Omkareshwar : Another religious visit only. The main temple, one of the 12 Jyothirlingas  is situated on an island and you can either take a boat across river Narmada or walk down the hanging bridge. We took the boat one way and walked the bridge on our return. The main sanctum is very small and more or less even now with all the construction around still does look like a part of a cave and most of the lingam is submerged in water. The Mamleshwar temple on the main land just before you start your decent to the Narmada Ghat is also considered to be a Jyothirlinga in some references.
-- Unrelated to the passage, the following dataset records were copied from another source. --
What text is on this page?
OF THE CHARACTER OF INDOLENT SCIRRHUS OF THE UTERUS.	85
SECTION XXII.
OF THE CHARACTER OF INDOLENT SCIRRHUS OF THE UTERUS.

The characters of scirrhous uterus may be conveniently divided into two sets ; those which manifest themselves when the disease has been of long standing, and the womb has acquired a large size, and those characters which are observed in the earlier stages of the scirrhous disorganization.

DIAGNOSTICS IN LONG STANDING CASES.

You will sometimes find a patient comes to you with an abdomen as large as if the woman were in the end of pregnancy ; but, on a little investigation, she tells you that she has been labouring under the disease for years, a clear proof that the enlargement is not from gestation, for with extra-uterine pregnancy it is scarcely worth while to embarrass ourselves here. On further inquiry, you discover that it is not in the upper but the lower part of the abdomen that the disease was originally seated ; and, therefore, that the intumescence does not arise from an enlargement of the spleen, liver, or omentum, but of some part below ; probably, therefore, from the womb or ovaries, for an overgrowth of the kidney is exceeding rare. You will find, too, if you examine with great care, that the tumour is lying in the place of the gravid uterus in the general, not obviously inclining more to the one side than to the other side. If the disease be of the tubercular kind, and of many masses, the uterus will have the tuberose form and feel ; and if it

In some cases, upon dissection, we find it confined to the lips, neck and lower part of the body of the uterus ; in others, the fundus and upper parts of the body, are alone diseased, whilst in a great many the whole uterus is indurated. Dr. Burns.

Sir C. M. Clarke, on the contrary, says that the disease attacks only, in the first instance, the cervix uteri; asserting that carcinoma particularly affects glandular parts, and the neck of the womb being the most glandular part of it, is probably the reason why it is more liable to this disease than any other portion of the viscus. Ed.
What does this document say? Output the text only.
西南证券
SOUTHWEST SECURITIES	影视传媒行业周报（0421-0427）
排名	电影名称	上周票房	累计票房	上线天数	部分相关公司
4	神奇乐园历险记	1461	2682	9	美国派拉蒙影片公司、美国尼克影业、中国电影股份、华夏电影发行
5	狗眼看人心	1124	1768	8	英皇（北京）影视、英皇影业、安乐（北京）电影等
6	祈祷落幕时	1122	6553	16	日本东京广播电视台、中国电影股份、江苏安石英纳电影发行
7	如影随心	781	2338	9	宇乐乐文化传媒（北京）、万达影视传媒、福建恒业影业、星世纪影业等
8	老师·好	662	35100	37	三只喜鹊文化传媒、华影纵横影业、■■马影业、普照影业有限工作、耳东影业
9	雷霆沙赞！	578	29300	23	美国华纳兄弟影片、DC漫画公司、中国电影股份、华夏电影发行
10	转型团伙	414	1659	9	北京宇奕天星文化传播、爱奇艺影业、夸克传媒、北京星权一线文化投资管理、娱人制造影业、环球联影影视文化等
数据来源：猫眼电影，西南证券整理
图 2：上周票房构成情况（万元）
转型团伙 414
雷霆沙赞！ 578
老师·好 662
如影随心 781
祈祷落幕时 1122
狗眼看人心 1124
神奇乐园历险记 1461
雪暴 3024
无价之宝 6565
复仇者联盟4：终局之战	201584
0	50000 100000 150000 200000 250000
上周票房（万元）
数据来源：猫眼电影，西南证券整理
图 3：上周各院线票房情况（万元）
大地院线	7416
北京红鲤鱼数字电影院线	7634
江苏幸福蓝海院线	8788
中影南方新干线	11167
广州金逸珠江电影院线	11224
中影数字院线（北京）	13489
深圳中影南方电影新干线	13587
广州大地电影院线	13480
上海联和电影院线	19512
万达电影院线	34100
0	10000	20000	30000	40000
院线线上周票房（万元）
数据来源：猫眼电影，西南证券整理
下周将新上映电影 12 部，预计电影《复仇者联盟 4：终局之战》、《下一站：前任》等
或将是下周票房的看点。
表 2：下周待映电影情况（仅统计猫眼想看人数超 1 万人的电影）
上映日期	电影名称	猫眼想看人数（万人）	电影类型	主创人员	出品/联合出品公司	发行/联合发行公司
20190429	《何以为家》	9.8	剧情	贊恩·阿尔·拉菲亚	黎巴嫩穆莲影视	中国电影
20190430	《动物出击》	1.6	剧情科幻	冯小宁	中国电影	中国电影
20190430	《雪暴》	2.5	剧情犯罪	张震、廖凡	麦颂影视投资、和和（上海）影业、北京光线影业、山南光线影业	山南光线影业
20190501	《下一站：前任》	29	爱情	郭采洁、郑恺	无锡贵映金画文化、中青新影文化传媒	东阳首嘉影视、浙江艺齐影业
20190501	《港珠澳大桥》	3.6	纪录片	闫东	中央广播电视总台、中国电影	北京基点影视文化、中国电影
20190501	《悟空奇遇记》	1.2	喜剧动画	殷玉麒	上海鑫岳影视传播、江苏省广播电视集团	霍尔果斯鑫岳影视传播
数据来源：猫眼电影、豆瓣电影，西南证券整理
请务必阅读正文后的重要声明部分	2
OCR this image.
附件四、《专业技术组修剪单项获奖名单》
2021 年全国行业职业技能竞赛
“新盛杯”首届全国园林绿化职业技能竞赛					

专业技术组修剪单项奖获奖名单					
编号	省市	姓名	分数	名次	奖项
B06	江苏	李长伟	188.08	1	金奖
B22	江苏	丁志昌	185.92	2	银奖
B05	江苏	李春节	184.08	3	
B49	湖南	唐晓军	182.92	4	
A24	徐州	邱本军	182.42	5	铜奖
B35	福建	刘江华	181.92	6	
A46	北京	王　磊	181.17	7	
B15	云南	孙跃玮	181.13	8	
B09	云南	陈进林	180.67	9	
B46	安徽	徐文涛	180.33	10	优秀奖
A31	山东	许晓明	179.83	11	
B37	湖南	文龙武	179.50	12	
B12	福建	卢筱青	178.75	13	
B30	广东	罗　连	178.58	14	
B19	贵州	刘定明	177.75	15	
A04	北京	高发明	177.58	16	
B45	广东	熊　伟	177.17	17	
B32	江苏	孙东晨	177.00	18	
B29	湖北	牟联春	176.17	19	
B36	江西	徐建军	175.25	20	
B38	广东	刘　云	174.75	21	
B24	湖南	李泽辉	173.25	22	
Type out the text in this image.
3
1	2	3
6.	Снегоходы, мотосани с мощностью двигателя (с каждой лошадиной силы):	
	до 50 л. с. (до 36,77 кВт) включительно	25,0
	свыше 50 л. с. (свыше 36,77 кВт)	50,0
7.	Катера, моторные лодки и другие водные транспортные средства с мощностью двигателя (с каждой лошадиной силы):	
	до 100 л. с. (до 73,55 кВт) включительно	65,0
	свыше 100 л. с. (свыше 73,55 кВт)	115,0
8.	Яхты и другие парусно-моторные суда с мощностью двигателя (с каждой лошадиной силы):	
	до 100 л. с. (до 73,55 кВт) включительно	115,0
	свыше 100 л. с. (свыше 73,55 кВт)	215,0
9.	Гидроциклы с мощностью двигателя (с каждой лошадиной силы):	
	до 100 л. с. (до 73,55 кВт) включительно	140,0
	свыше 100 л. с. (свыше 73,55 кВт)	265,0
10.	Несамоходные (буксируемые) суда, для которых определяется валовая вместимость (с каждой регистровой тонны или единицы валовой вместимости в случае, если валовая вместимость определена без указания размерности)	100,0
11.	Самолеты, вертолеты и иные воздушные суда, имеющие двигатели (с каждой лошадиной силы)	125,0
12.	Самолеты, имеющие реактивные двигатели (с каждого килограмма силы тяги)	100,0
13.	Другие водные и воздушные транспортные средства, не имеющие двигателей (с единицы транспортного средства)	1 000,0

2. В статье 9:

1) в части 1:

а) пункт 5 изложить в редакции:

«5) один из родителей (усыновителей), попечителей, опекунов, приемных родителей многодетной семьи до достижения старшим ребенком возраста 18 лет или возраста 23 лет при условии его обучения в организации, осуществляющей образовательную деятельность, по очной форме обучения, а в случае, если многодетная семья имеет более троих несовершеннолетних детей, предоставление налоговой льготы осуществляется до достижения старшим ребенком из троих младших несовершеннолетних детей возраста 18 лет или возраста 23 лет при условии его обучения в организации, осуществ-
Narmada Ghat on the main land as seen from Omkareshwar temple

Indore: Our final stop before we boarded the flight back to Bangalore. City really does not have much as a tourist attraction. We visited the Rajwada in the evening and then later walked down to the Sarafa Bazar area. We did not find any eateries as we had read about the place and when enquired were told that the food stalls are put up after 8pm, till then the area is like any old market mainly silver and gold small shops. As we were walking around we saw some pani-puri stalls open, 10 puris each dipped in a different flavored water. So I gave it a go, my friend stopped by a small silver shop and picked up a trinket and then we got out of there. We were back here around 9pm and the place was crowded, what it being the 31st Dec evening seemed like the whole of Indore was out here. Many varieties of food to try out. The chats were really good and for me thats all I wanted to try as back here on Bangalore its very difficult to find a good chat center. We did not linger long as it was too crowded for us.

Stay – Hotel Shreemaya, their restaurant seemed to be a favorite with the locals as in the afternoon there were quite a few people waiting for food parcels and in the evening locals wanting to dine-out here on New Years eve.

Overall well spent 2 weeks. A lot of history to take in, beautiful architecture to admire, peaceful nature to soak-in and to just do nothing siting at the river ghats enjoying the sunset. MP has three main rivers Betwa, Kshipra and Narmada and you can see that reflected in the rich agriculture activities in every village. Wheat being the main crop, the harvest season had just finished so we could see lush green sapplings in most fields along with toor-dal (first time I was seeing toor-dal fields) , mustard, onion, fennel, sugarcane fields throughout the state.

Women taking  part in the evening Aarti  at the Ghat by floating small diyas
Sunset at Maheshwar, Narmada River
Toor dal field, Mustard field and the lush green fields of wheat
Mandu ki Imli (Tamrind) tree with the fruits also called as Baobab fruits only seen in Mandu

The road transport system from roads, pit stop areas to buses, bus stations through out the eastern and northern parts of the state is much to be desired for. There are new roads being laid out, but still a long way to go. The Ujjain-Indore-Omkareshwar stretch was the only part where we saw good roads.

Apart from this the usual “being in India” experience , people, food, oh yes MP does not have its own cuisine, which was pretty surprising, we more or less found the normal punjabi dishes menu except instead of tandoori rotis  tawa rotis/phulkas are a favorite. In Mandu they had Dal Paniya , like dal bati , but instead of the wheat batis  the paniyas are of corn flour and cooked on a tawa instead of coal.

So on that note the end of this pretty long blog. Do comment on the blog. Thanks for reading.